Who would have thought that the United States has fallen behind nations like Italy and France in the share of prime-age males in the workforce? And the figures on disability payments are shocking. I’ve actually joked about this issue before (see here and here), but it should horrify many of us that the system is being horribly scammed.
For all intents and purposes, government programs are luring/trapping people into giving up on life. And this attitude presumably gets passed on to family members and friends, with more and more people learning to rip off the system and giving up on the idea of independent and self-reliant lives with any sort of achievement.
Brooks, not surprisingly, proposes the wrong solution. He suggests a wide range of new government programs. But whatever benefit might be achieved by bribing a few people back into the workforce will be offset by the damage imposed on the people who would be picking up the tab for the added cost.

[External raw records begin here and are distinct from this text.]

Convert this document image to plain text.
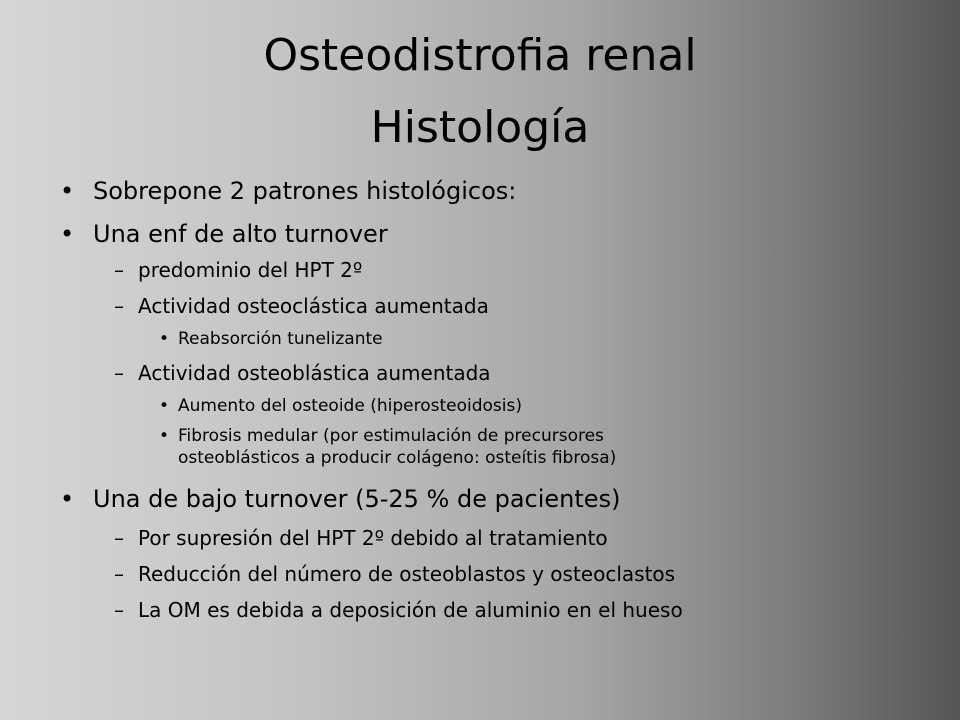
Osteodistrofia renal
Histología
• Sobrepone 2 patrones histológicos:
• Una enf de alto turnover
– predominio del HPT 2º
– Actividad osteoclástica aumentada
• Reabsorción tunelizante
– Actividad osteoblástica aumentada
• Aumento del osteoide (hiperosteoidosis)
• Fibrosis medular (por estimulación de precursores
osteoblásticos a producir colágeno: osteítis fibrosa)
• Una de bajo turnover (5-25 % de pacientes)
– Por supresión del HPT 2º debido al tratamiento
– Reducción del número de osteoblastos y osteoclastos
– La OM es debida a deposición de aluminio en el hueso
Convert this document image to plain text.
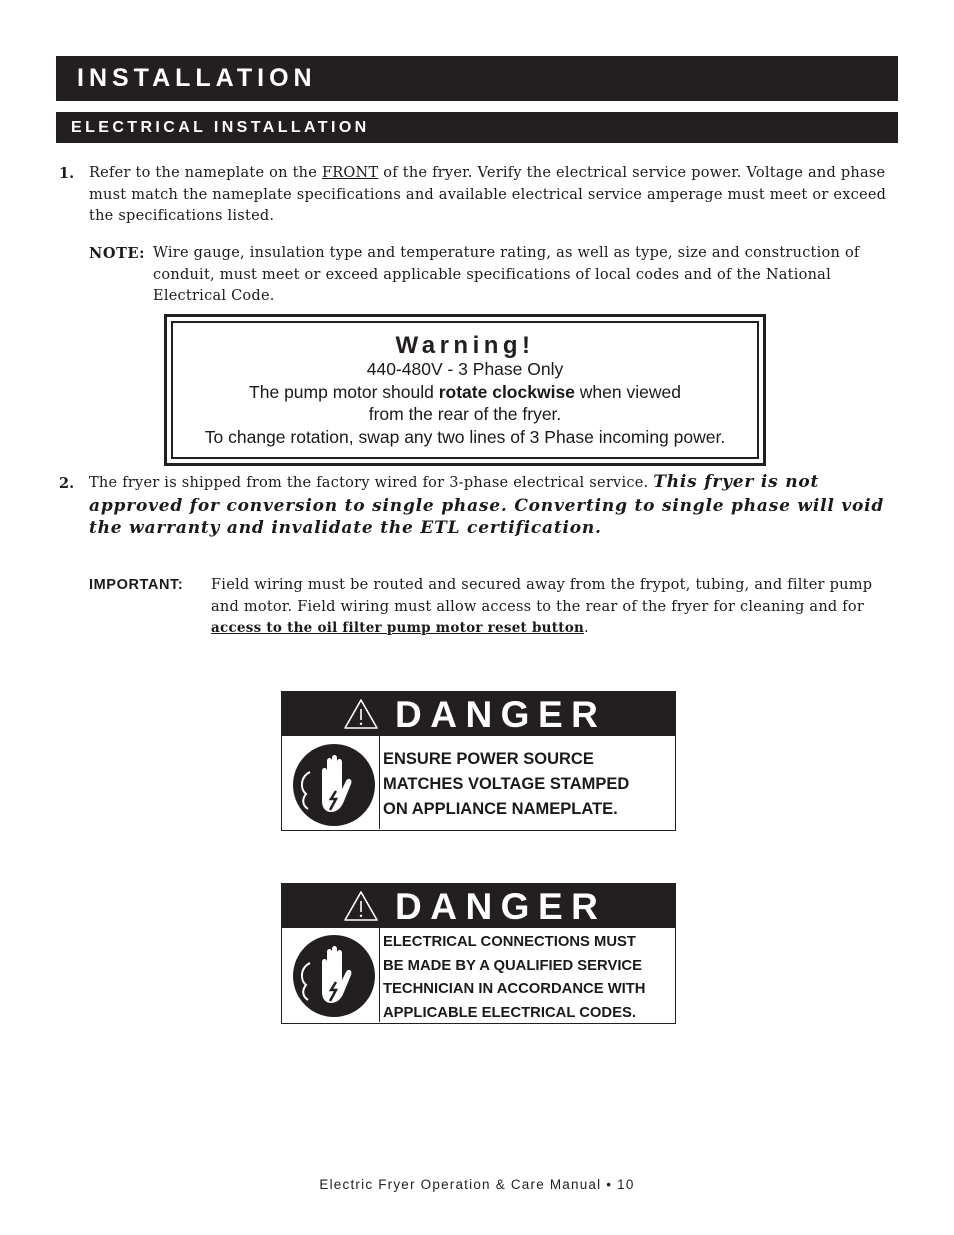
INSTALLATION
ELECTRICAL INSTALLATION
1. Refer to the nameplate on the FRONT of the fryer. Verify the electrical service power. Voltage and phase must match the nameplate specifications and available electrical service amperage must meet or exceed the specifications listed.
NOTE: Wire gauge, insulation type and temperature rating, as well as type, size and construction of conduit, must meet or exceed applicable specifications of local codes and of the National Electrical Code.
Warning!
440-480V - 3 Phase Only
The pump motor should rotate clockwise when viewed
from the rear of the fryer.
To change rotation, swap any two lines of 3 Phase incoming power.
2. The fryer is shipped from the factory wired for 3-phase electrical service. This fryer is not approved for conversion to single phase. Converting to single phase will void the warranty and invalidate the ETL certification.
IMPORTANT: Field wiring must be routed and secured away from the frypot, tubing, and filter pump and motor. Field wiring must allow access to the rear of the fryer for cleaning and for access to the oil filter pump motor reset button.
DANGER
ENSURE POWER SOURCE
MATCHES VOLTAGE STAMPED
ON APPLIANCE NAMEPLATE.
DANGER
ELECTRICAL CONNECTIONS MUST
BE MADE BY A QUALIFIED SERVICE
TECHNICIAN IN ACCORDANCE WITH
APPLICABLE ELECTRICAL CODES.
Electric Fryer Operation & Care Manual • 10
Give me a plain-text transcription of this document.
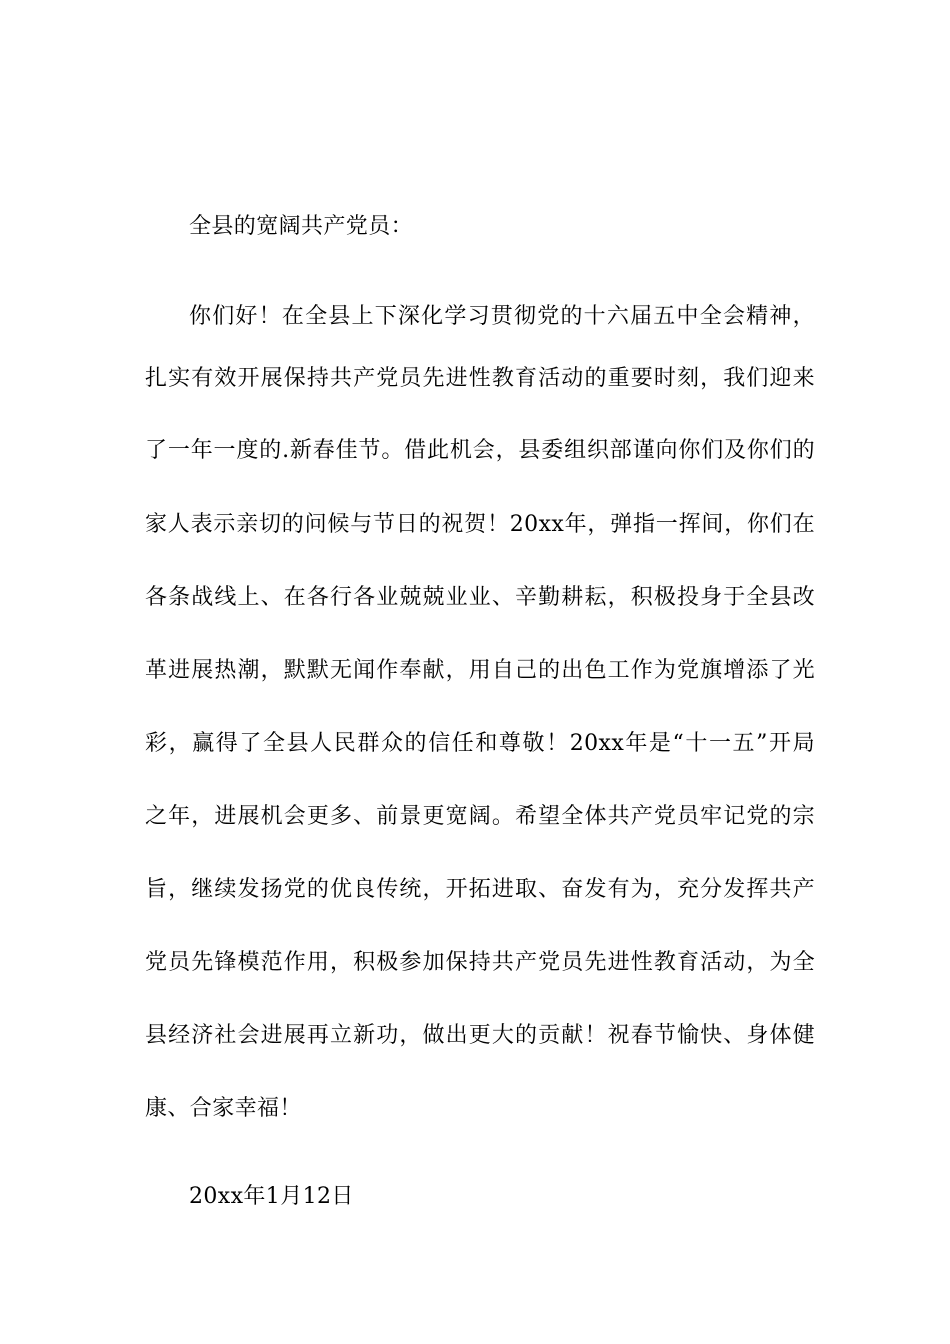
全县的宽阔共产党员：
你们好！在全县上下深化学习贯彻党的十六届五中全会精神，
扎实有效开展保持共产党员先进性教育活动的重要时刻，我们迎来
了一年一度的.新春佳节。借此机会，县委组织部谨向你们及你们的
家人表示亲切的问候与节日的祝贺！20xx年，弹指一挥间，你们在
各条战线上、在各行各业兢兢业业、辛勤耕耘，积极投身于全县改
革进展热潮，默默无闻作奉献，用自己的出色工作为党旗增添了光
彩，赢得了全县人民群众的信任和尊敬！20xx年是“十一五”开局
之年，进展机会更多、前景更宽阔。希望全体共产党员牢记党的宗
旨，继续发扬党的优良传统，开拓进取、奋发有为，充分发挥共产
党员先锋模范作用，积极参加保持共产党员先进性教育活动，为全
县经济社会进展再立新功，做出更大的贡献！祝春节愉快、身体健
康、合家幸福！
20xx年1月12日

There’s not a perfect solution for this kind of problem, particularly once the government has already created a class of people with poor work habits and diminished work ethic. But one thing we know for sure is that these programs do not belong in Washington. We are much more likely to get better results if these programs are shifted back to the states so that innovation, experimentation, and competition lead to better approaches – both for taxpayers and especially the people whose lives are ruined by government dependency.